Mega deals across all sectors reached record levels in the first quarter, and many were cross-border. Becoming a more global company without overexposure to any one market provides protection in an increasingly unstable world, market participants said.

In this context, acquisition efforts for both McCormick and Sysco were a process that took years.

Unilever has been selling off its food assets for years, completing the spin-off of its ice cream unit in December, leaving Hellmann’s and Knorr as its biggest remaining food brands.

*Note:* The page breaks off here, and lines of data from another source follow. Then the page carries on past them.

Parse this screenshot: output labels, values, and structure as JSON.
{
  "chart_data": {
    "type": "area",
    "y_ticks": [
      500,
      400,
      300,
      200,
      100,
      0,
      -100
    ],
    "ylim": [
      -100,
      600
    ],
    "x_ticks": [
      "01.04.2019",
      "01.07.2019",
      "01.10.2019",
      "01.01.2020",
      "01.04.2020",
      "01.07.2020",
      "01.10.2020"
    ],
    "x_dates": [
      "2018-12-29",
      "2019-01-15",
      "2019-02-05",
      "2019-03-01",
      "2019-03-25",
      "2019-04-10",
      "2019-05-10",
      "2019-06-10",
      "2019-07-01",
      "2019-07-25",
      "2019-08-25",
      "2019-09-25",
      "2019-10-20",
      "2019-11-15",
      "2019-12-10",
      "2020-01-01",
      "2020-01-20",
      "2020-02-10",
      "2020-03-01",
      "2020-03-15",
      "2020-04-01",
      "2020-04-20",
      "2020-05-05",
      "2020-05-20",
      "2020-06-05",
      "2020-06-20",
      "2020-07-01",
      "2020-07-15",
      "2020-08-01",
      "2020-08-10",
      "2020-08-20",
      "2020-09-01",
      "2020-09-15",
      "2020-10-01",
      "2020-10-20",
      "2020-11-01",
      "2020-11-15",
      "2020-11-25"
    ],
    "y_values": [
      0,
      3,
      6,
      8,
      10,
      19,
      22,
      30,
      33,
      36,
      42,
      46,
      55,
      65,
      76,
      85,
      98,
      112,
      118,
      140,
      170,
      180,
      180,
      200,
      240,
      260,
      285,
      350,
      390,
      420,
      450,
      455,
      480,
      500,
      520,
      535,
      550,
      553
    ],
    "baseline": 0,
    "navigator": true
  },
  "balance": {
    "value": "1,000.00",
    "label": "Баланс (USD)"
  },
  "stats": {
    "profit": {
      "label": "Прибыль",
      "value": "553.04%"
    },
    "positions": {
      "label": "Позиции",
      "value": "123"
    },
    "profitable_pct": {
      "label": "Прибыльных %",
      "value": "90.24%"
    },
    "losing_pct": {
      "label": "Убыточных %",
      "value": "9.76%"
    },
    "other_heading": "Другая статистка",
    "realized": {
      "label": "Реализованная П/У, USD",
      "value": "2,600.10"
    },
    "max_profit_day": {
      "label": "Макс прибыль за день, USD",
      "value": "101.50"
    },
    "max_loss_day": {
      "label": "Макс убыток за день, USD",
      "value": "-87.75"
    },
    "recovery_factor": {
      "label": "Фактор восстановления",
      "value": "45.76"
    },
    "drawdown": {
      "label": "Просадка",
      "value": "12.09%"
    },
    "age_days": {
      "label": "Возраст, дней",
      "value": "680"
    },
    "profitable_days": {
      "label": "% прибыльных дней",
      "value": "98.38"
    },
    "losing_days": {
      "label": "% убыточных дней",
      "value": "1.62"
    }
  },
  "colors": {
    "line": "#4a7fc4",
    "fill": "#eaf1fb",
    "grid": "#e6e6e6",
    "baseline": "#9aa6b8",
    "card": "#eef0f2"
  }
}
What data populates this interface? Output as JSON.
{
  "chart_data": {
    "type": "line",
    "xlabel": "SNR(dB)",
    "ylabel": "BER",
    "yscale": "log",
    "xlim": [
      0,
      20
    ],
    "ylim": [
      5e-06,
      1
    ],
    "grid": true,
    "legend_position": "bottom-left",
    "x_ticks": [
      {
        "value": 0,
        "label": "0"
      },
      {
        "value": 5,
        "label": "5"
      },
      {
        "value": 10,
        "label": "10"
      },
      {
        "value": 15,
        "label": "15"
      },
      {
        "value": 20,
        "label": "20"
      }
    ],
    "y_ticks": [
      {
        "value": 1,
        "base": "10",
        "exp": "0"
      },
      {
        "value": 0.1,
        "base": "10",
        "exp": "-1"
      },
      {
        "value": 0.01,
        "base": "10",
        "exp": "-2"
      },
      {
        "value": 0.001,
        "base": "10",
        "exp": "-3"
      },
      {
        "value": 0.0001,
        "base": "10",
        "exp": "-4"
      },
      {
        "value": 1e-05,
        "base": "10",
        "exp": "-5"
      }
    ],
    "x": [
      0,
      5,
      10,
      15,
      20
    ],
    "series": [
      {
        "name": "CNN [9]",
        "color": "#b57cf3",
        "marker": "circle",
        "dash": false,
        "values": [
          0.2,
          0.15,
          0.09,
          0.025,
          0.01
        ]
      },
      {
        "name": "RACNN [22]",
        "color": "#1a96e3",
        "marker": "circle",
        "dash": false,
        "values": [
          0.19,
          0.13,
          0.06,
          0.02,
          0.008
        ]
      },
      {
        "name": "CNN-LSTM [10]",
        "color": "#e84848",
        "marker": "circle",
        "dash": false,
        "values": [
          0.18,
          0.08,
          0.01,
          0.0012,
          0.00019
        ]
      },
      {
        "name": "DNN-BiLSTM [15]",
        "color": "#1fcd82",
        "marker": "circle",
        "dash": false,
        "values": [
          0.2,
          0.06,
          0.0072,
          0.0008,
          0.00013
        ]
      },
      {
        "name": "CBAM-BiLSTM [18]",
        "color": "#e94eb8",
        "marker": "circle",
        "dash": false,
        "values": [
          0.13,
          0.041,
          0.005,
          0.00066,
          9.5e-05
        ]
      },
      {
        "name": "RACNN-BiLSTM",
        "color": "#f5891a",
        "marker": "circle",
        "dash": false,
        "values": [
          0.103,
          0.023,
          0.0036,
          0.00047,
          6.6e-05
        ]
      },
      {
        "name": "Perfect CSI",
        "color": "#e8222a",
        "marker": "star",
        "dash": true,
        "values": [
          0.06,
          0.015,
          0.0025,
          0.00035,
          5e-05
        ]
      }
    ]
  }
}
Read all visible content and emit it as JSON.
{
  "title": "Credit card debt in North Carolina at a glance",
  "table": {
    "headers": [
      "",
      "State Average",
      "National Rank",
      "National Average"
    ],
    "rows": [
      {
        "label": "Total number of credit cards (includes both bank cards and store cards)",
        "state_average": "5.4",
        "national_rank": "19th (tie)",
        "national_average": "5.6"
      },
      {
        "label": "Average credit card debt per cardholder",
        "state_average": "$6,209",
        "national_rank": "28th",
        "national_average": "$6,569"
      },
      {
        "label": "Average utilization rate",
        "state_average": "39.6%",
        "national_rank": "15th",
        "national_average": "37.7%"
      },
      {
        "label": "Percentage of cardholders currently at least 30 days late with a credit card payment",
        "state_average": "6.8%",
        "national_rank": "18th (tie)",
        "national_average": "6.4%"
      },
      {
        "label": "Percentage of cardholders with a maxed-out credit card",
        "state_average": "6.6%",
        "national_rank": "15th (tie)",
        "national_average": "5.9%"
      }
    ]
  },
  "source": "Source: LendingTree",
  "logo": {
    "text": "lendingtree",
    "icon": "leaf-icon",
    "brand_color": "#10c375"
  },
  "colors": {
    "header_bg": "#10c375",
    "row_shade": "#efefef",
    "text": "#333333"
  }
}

When new CEO Fernando Fernandez started signaling a greater focus on beauty and wellness, McCormick took that as a sign that the food business was in place, a source familiar with the matter said.

In September, Fernandez told the Barclays consumer conference: “I have seven clear priorities: more beauty, more wellbeing, more personal care, more premium, more e-commerce, more US, more India… Beauty and personal care currently make up 51% of our revenue, and our goal is to make this two-thirds of our revenue in the medium term.”

Succession was the driving force at Jetro Restaurant Depot. Nathan Kirsh, the founder of the privately held family business, is in his 90s and his children do not run the business. Sysco CEO Kevin Hourican said in an interview with Reuters that they decided Sysco was the best place to carry the family business to future generations.

In particular, Brown-Forman, Pernod Ricard, Estée Lauder and Puig are also supported by the founding families.

“You have a market environment that is volatile and actually shows no signs of stabilization, so scale and diversification are incredibly critical,” said Jeannette Smits van Oyen, head of global consumer and retail investment banking at JPMorgan. “It is also no coincidence that in these times, these decisions have become more fundamental to family components in considering what their alternatives might look like.”

Any deal between Brown-Forman and Pernod Ricard or Estée Lauder and Puig would be at least partly defensive, analysts and sources familiar with the companies said. The spirits industry faces a sales slowdown and generational change as younger consumers drink less, while prestige beauty companies are under pressure to compete better with L’Oréal following its acquisition of Kering’s beauty division last year.

Mike Ross, PwC’s U.S. consumer markets deals leader, said consumer companies are under more pressure than ever to stay ahead of the tastes of rapidly changing generations. “There is a need to be much more agile and ready to adapt to these signals much faster than I think these companies have had to do before,” he said.

Overall, activity points to further deal momentum in the consumer industry for the remainder of the year.